La hipótesis de la que podemos partir: hay una crisis de la masculinidad, una cierta deriva, una desorientación. Los modelos con los que cuentan los chicos jóvenes exhiben una fantasía desmesurada de neoliberalismo, emprendimiento capitalista del siglo XXI, formas twitcheras y misoginia banal desplegada por su falta de orientación en el mundo. El feminismo lo ha cambiado todo en los últimos años, pero eso no sólo implica la pérdida de privilegios o las incomodidades que algunos discursos repiten, sino también que haya quien, hoy, no sepa dónde aterrizar. ¿Por qué? Porque tampoco se ha construido un modelo convincente de lo que sería una nueva masculinidad que no suene a treta fácilmente caricaturizable urdida por el estereotipo del aliado: nada más parecido a un machista de derechas que un machista de izquierdas, repetíamos, pero es que no hay tantos modelos de ser hombre, menos aún de ser hombre feminista. Y ese es un problema al cual los hombres mismos deben dar respuesta. No sólo es políticamente poco útil afirmar que el feminismo “va contra los hombres” o no puede beneficiar en nada a los hombres, sino que además es falso: claro que su rol histórico los coloca en la posición de la dominación masculina, pero presuponer que la dominación es una posición inherentemente feliz es excesivo. También hay que pensar en cómo liberar de sus propias cadenas a quienes nos empeñamos en colocar en el lugar del amo.
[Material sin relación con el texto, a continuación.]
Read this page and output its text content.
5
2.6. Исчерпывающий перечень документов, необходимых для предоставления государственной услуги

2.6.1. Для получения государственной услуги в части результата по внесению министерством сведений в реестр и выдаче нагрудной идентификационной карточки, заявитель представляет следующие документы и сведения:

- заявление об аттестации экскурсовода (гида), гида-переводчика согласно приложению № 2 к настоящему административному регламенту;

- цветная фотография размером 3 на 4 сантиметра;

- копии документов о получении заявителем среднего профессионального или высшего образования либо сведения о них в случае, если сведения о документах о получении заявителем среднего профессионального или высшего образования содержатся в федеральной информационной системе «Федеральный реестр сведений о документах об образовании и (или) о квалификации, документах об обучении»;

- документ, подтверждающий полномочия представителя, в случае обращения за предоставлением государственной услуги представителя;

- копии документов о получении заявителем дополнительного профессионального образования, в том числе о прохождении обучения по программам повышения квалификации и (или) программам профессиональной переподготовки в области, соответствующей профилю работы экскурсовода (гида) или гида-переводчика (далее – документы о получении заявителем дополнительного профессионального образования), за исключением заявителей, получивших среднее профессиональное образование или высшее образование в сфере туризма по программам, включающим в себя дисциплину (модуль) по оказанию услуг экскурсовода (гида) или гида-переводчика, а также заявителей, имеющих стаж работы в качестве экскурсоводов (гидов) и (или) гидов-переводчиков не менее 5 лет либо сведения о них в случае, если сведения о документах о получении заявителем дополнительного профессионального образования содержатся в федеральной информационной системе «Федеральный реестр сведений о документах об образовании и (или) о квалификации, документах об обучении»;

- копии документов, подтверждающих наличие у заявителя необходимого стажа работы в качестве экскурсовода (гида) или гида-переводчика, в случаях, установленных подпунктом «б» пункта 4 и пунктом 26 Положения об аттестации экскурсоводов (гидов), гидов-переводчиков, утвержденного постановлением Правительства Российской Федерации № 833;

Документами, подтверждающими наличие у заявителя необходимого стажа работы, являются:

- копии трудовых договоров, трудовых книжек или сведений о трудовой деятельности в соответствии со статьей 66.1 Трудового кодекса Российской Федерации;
Decía Bourdieu que la “opinión pública” que aparece en los periódicos en forma de porcentajes tiene como función fundamental disimular que el estado de opinión en un momento dado es un sistema de fuerzas, de tensiones, y que no hay nada más inadecuado para representar el estado de la opinión que un porcentaje. Un análisis así vale para ese 44%, para el 51% de chicos jóvenes, pero también para los datos que esbozan una imagen completamente distinta, como el del 83,9% de españoles que se consideran entre un poco feministas y muy feministas. La pregunta que se hace importa, porque determina el dato que se obtiene, pero en ningún caso nos da una verdad absoluta: transmite una foto fija, un momento, y lo mejor de ese momento es que puede cambiar. No se trata de “colocar a los hombres en el centro”, como si lo importante fuera sobre quién ponemos el foco y no las transformaciones que llevamos a cabo; se trata, como escribe Amia Srinivasan, de sumar a cuanta más gente podamos para que el feminismo pueda desplegarse como lo que es: “un movimiento político con el que transformar el mundo hasta dejarlo irreconocible”.